As tools that primarily operate on text, will Large Language Models revive text-based interfaces? Will they merge seamlessly with the Lindy text interfaces we’ve used for decades or eventually replace them?
You can get pretty far with the Unix philosophy of operating AI. At this junction, it’s becoming more apparent that we will integrate text-based generative AI before we do multi-modal. We’re still in the stage of dealing with pure text-based pipelines, but there will be more use cases for structured text-generation pipelines soon. We used text in Unix input and output because we didn’t have the data interchange formats we do now (or the networks that forced the development of universally parsable designs).

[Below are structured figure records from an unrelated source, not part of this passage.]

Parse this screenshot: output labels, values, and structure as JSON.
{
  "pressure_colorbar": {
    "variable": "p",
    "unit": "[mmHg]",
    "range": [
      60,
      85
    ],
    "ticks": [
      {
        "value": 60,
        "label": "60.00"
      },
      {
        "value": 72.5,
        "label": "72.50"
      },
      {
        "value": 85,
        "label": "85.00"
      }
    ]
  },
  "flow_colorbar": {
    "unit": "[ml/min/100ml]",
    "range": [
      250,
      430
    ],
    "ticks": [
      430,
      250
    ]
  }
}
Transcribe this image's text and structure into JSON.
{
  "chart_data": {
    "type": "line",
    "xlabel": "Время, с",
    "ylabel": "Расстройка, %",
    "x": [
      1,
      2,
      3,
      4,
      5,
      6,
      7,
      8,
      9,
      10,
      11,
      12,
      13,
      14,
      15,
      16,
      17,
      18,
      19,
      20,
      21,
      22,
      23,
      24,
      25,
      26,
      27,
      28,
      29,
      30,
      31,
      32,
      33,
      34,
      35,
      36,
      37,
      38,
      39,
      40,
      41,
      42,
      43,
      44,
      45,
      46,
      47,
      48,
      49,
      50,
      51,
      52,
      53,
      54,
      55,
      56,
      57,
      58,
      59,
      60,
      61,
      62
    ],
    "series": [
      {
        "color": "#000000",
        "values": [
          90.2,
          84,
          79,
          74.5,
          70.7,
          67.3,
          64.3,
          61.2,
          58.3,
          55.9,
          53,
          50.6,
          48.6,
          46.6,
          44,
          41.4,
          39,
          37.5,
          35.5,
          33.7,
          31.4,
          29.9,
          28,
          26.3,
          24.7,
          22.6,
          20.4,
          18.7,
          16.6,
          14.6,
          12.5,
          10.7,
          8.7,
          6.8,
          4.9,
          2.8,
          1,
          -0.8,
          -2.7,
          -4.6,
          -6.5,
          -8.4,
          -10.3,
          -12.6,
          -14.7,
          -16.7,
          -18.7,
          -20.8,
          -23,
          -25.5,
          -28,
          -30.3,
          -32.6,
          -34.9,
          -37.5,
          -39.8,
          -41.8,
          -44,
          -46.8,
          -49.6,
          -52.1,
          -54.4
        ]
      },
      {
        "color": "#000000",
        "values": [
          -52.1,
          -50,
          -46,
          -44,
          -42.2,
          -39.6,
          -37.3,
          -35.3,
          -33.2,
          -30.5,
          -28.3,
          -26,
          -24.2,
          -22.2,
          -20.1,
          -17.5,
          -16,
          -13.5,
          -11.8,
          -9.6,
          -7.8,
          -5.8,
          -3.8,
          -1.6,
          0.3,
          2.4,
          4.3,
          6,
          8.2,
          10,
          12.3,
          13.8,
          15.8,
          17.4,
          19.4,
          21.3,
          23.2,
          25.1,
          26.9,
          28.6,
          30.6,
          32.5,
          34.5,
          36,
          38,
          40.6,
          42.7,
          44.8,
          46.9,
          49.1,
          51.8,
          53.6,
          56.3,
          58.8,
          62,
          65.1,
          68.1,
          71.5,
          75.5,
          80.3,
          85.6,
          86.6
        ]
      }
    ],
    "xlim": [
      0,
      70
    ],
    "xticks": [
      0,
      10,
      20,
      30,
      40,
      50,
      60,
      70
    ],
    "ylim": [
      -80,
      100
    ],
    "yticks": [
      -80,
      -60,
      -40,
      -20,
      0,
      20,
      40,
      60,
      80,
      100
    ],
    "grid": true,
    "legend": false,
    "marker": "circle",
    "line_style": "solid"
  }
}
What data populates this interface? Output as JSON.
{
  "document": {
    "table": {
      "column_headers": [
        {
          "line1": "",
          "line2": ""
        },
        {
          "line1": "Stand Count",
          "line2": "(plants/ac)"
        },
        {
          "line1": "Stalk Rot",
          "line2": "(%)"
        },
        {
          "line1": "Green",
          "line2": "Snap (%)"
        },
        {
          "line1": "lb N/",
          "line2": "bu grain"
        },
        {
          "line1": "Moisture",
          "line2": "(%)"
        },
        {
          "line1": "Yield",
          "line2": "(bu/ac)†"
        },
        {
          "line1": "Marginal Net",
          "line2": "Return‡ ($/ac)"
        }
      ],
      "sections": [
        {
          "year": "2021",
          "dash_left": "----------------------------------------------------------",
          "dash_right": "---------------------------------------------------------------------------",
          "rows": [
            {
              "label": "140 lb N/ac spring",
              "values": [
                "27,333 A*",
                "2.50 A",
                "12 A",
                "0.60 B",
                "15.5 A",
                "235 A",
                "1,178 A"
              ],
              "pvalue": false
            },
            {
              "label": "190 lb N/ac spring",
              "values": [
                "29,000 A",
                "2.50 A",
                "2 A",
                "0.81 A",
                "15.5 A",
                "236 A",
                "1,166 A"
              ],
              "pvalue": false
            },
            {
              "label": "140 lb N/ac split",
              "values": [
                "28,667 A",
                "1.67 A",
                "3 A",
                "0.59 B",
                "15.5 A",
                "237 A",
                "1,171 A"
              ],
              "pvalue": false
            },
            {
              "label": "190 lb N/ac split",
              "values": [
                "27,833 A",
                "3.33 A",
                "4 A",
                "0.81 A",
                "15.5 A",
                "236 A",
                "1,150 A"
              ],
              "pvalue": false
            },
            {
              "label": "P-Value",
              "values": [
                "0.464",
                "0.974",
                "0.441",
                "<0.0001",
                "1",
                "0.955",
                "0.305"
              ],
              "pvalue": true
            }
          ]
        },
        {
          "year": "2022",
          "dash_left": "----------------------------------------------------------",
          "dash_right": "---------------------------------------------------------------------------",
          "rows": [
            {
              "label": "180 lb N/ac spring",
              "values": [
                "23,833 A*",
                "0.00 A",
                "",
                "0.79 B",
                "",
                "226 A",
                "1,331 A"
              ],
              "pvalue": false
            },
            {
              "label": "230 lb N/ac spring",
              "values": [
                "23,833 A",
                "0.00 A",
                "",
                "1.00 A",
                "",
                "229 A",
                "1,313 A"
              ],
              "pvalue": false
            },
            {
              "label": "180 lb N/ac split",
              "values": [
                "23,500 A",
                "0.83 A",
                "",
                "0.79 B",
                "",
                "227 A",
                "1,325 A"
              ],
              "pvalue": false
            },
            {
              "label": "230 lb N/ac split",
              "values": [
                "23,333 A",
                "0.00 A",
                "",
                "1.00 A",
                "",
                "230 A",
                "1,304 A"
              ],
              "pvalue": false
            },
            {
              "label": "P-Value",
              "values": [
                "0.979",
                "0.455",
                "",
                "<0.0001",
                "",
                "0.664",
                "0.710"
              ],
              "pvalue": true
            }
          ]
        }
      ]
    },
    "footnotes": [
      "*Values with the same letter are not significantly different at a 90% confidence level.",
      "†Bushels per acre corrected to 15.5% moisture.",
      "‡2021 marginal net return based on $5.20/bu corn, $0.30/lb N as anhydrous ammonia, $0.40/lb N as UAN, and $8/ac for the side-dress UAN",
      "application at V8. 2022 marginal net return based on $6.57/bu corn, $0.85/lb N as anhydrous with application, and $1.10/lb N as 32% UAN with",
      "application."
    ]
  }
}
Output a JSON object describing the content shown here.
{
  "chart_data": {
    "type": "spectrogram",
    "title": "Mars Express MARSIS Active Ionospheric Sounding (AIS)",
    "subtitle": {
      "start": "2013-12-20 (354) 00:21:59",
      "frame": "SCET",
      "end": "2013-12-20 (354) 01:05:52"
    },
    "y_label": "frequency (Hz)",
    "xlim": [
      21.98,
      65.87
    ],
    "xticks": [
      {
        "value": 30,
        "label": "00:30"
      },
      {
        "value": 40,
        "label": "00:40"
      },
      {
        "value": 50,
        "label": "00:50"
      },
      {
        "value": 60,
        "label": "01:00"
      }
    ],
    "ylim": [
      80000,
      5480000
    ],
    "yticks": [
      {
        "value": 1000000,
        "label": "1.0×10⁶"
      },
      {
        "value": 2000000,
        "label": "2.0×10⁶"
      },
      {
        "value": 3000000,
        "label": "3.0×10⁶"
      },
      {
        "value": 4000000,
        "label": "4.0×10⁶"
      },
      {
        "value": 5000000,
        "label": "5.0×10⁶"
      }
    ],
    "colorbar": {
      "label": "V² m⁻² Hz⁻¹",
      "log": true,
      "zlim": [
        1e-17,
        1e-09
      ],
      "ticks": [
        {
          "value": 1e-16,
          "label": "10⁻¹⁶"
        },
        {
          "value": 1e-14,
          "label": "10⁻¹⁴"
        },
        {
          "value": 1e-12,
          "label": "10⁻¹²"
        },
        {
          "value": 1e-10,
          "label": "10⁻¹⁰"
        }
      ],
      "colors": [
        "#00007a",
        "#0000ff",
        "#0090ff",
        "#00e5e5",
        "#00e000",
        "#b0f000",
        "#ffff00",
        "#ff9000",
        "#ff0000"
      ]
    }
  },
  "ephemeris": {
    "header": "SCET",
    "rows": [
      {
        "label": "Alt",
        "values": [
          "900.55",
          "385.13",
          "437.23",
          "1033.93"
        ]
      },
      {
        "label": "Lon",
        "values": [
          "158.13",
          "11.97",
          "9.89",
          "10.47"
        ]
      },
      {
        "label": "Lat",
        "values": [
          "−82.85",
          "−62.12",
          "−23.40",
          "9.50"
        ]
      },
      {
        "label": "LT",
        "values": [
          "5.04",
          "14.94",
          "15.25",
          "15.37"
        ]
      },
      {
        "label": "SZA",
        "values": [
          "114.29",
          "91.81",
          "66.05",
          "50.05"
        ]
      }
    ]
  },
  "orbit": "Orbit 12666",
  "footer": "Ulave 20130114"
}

If LLMs have a significant impact (and I believe they will), they will come for these interfaces first. Already, there’s GitHub Copilot for writing code (in the IDE, and soon to be in the terminal), autocomplete in word processors (and exploratory functionality in richer text editors like Notion), and autocomplete in emails (maybe one day without a human-in-the-loop).
Conversely, AI may start a new paradigm of generative interfaces — possibly bespoke GUIs adapted just in time to use cases and users. Work that would have taken many hours of developer time can now be done programmatically and generically with LLMs (possibly). Language is not an exhaustive interface. Images can be more information-dense than text (Screenshots as the Universal API?).